La blogueuse de 22 ans a commencé à acheter en vrac, à mettre son compost dans le congélateur vu l’absence de système de collecte dans son quartier et à remplacer ses produits d’hygiène féminine par des alternatives réutilisables. Des gestes qui semblent en apparence anodins, mais qui ont une influence sur la production d’ordures d’un individu. Elle est également «végane», ce qui, à son avis, lui simplifie la tâche. «Le plus difficile à trouver en vrac, c’est la viande et les produits laitiers, donc ça me facilite déjà la vie de ne pas en consommer», précise l’auteure.

Mieux consommer, moins emballer

En raison de la quasi-omniprésence du plastique dans les emballages, l’impact environnemental de l’achat de produits emballés est horrifiant, précise une responsable de l’organisme environnemental Les Amies de la Terre du Québec, Estelle Richard. Ce matériau est impossible à retirer des points d’eau, dû à sa dissolution en infimes particules qu’on ne peut pas entièrement filtrer.

Les contraintes d’emballage pour les industries viendraient souvent des consommateurs eux-mêmes, estime le professeur en Sciences de l’environnement à l’Université du Québec à Montréal (UQAM), Nicolas Milot. «Beaucoup d’épiceries vont emballer leurs produits parce que les clients ne veulent pas consommer de fruits ou de légumes abîmés», clarifie-t-il.  Les demandes de la société seraient la cause de ce problème.

Nicolas Milot mentionne par ailleurs que nous sommes présentement dans une société où l’individu ne «contrôle pas toutes les facettes de la production des produits qu’il consomme», ce qui, selon lui, rend la tâche d’autant plus difficile de savoir si des déchets sont produits pour acheminer les biens jusqu’à destination.

Acheter des produits qui ne sont pas biologiques pourrait aussi avoir un effet néfaste sur l’environnement, selon la fondatrice de l’Armoire du Haut, Dominique Dupuis. La biodiversité serait une des plus grandes victimes des pesticides qui mènent plusieurs types d’insectes à l’extinction. Selon la propriétaire de l’école de cuisine végétalienne, cela affecterait beaucoup les écosystèmes, comme le nombre grandissant d’algues nocives qui infestent chaque année de plus en plus de lacs au Québec.

Aux poubelles, le gaspillage

Combattre le gaspillage de nourriture est une des missions des Amies de la Terre du Québec. «Le gaspillage alimentaire forme près de 40% des déchets au Québec, donc seulement en achetant de manière plus intelligente on réduirait déjà grandement la quantité d’ordures», note Estelle Richard.

Toutefois, Nicolas Milot, juge que cela ne représente pas  le seul type de gaspillage.  «Je considère le recyclage comme un déchet, vu la quantité de produits que l’on met dans le bac de récupération et qui finiront tout de même au site d’enfouissement», précise l’enseignant.
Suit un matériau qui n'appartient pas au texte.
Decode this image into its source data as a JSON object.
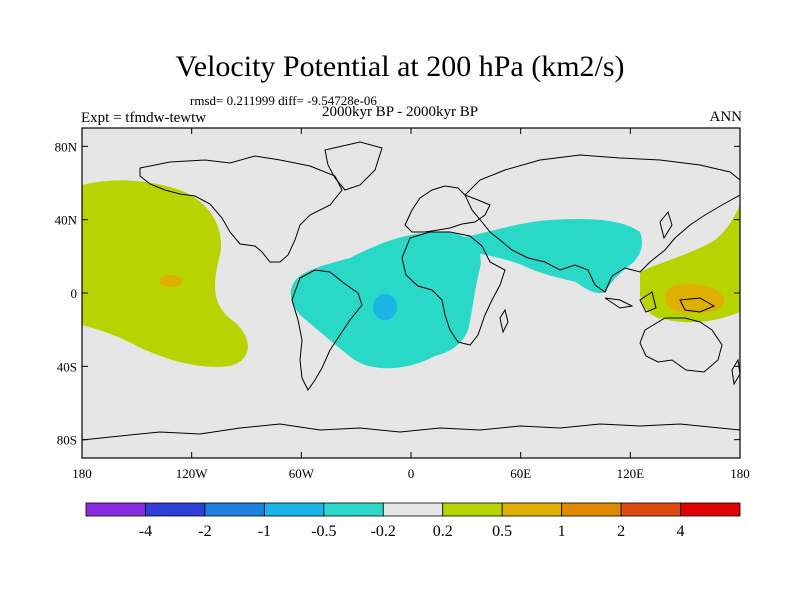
{
  "title": "Velocity Potential at 200 hPa (km2/s)",
  "stats": "rmsd= 0.211999 diff= -9.54728e-06",
  "experiment": "Expt = tfmdw-tewtw",
  "period": "2000kyr BP - 2000kyr BP",
  "season": "ANN",
  "map": {
    "lon_range": [
      -180,
      180
    ],
    "lat_range": [
      -90,
      90
    ],
    "lon_ticks": [
      {
        "value": -180,
        "label": "180"
      },
      {
        "value": -120,
        "label": "120W"
      },
      {
        "value": -60,
        "label": "60W"
      },
      {
        "value": 0,
        "label": "0"
      },
      {
        "value": 60,
        "label": "60E"
      },
      {
        "value": 120,
        "label": "120E"
      },
      {
        "value": 180,
        "label": "180"
      }
    ],
    "lat_ticks": [
      {
        "value": 80,
        "label": "80N"
      },
      {
        "value": 40,
        "label": "40N"
      },
      {
        "value": 0,
        "label": "0"
      },
      {
        "value": -40,
        "label": "40S"
      },
      {
        "value": -80,
        "label": "80S"
      }
    ],
    "background_color": "#e6e6e6"
  },
  "colorbar": {
    "colors": [
      "#8a2be2",
      "#2e3fd9",
      "#1d7fe0",
      "#18b5e6",
      "#2ad8c8",
      "#e6e6e6",
      "#b8d400",
      "#e0b000",
      "#e08a00",
      "#e04a10",
      "#e00000"
    ],
    "labels": [
      "-4",
      "-2",
      "-1",
      "-0.5",
      "-0.2",
      "0.2",
      "0.5",
      "1",
      "2",
      "4"
    ]
  },
  "chart_data": {
    "type": "contour-map",
    "variable": "Velocity Potential at 200 hPa",
    "units": "km2/s",
    "levels": [
      -4,
      -2,
      -1,
      -0.5,
      -0.2,
      0.2,
      0.5,
      1,
      2,
      4
    ],
    "regions": [
      {
        "name": "north-pacific-positive",
        "level_range": [
          0.2,
          0.5
        ]
      },
      {
        "name": "central-pacific-max",
        "level_range": [
          0.5,
          1
        ]
      },
      {
        "name": "atlantic-africa-negative",
        "level_range": [
          -0.5,
          -0.2
        ]
      },
      {
        "name": "south-atlantic-min",
        "level_range": [
          -1,
          -0.5
        ]
      },
      {
        "name": "asia-negative",
        "level_range": [
          -0.5,
          -0.2
        ]
      },
      {
        "name": "west-pacific-positive",
        "level_range": [
          0.2,
          0.5
        ]
      },
      {
        "name": "maritime-continent-max",
        "level_range": [
          0.5,
          1
        ]
      }
    ]
  }
}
Nous produirions un maximum de détritus parce que nous sommes prisonniers d’un système qui fonctionne sur la consommation la plus rapide possible et de la plus grande quantité de produits, croit le docteur en Sciences de l’environnement, Sebastian Weissenberger.
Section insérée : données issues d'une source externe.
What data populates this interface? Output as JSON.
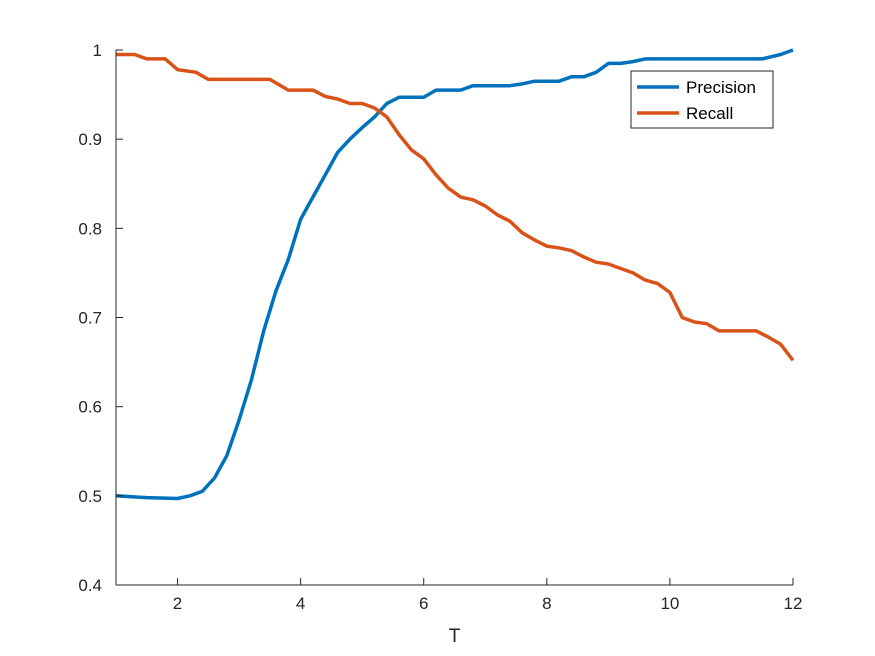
{
  "chart_data": {
    "type": "line",
    "xlabel": "T",
    "ylabel": "",
    "xlim": [
      1,
      12
    ],
    "ylim": [
      0.4,
      1.0
    ],
    "xticks": [
      2,
      4,
      6,
      8,
      10,
      12
    ],
    "yticks": [
      0.4,
      0.5,
      0.6,
      0.7,
      0.8,
      0.9,
      1.0
    ],
    "xtick_labels": [
      "2",
      "4",
      "6",
      "8",
      "10",
      "12"
    ],
    "ytick_labels": [
      "0.4",
      "0.5",
      "0.6",
      "0.7",
      "0.8",
      "0.9",
      "1"
    ],
    "grid": false,
    "legend_position": "top-right",
    "series": [
      {
        "name": "Precision",
        "color": "#0072BD",
        "x": [
          1.0,
          1.5,
          2.0,
          2.2,
          2.4,
          2.6,
          2.8,
          3.0,
          3.2,
          3.4,
          3.6,
          3.8,
          4.0,
          4.2,
          4.4,
          4.6,
          4.8,
          5.0,
          5.2,
          5.4,
          5.6,
          5.8,
          6.0,
          6.2,
          6.4,
          6.6,
          6.8,
          7.0,
          7.2,
          7.4,
          7.6,
          7.8,
          8.0,
          8.2,
          8.4,
          8.6,
          8.8,
          9.0,
          9.2,
          9.4,
          9.6,
          9.8,
          10.0,
          10.5,
          11.0,
          11.5,
          11.8,
          12.0
        ],
        "y": [
          0.5,
          0.498,
          0.497,
          0.5,
          0.505,
          0.52,
          0.545,
          0.585,
          0.63,
          0.685,
          0.73,
          0.765,
          0.81,
          0.835,
          0.86,
          0.885,
          0.9,
          0.913,
          0.925,
          0.94,
          0.947,
          0.947,
          0.947,
          0.955,
          0.955,
          0.955,
          0.96,
          0.96,
          0.96,
          0.96,
          0.962,
          0.965,
          0.965,
          0.965,
          0.97,
          0.97,
          0.975,
          0.985,
          0.985,
          0.987,
          0.99,
          0.99,
          0.99,
          0.99,
          0.99,
          0.99,
          0.995,
          1.0
        ]
      },
      {
        "name": "Recall",
        "color": "#D95319",
        "x": [
          1.0,
          1.3,
          1.5,
          1.8,
          2.0,
          2.3,
          2.5,
          3.0,
          3.5,
          3.8,
          4.0,
          4.2,
          4.4,
          4.6,
          4.8,
          5.0,
          5.2,
          5.4,
          5.6,
          5.8,
          6.0,
          6.2,
          6.4,
          6.6,
          6.8,
          7.0,
          7.2,
          7.4,
          7.6,
          7.8,
          8.0,
          8.2,
          8.4,
          8.6,
          8.8,
          9.0,
          9.2,
          9.4,
          9.6,
          9.8,
          10.0,
          10.2,
          10.4,
          10.6,
          10.8,
          11.0,
          11.2,
          11.4,
          11.6,
          11.8,
          12.0
        ],
        "y": [
          0.995,
          0.995,
          0.99,
          0.99,
          0.978,
          0.975,
          0.967,
          0.967,
          0.967,
          0.955,
          0.955,
          0.955,
          0.948,
          0.945,
          0.94,
          0.94,
          0.935,
          0.925,
          0.905,
          0.888,
          0.878,
          0.86,
          0.845,
          0.835,
          0.832,
          0.825,
          0.815,
          0.808,
          0.795,
          0.787,
          0.78,
          0.778,
          0.775,
          0.768,
          0.762,
          0.76,
          0.755,
          0.75,
          0.742,
          0.738,
          0.728,
          0.7,
          0.695,
          0.693,
          0.685,
          0.685,
          0.685,
          0.685,
          0.678,
          0.67,
          0.652
        ]
      }
    ]
  }
}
Ce dernier et Nicolas Milot s’entendent pour dire que plusieurs gestes simples sont réalisables afin de réduire sa quantité de déchets. «Il y a certaines habitudes de consommation comme l’achat de bidules en plastique que l’on jette le lendemain et le fast food dans des contenants en plastique ou en styromousse qui pourraient être facilement modifiables», indique le professeur Weissenberger.

Julie Gagné conseille pour sa part de commencer tranquillement la transition vers un mode de vie zéro déchet.  «Ça m’a pris un an pour atteindre cette quantité d’ordures, mais je n’allais pas à l’école et travaillais peu, j’ai eu le temps de m’y consacrer pour arriver à un tel résultat», avertit-elle.

Pour accéder à ce mode de vie, il suffit donc de bien s’organiser et d’avoir la motivation nécessaire pour réaliser ce changement.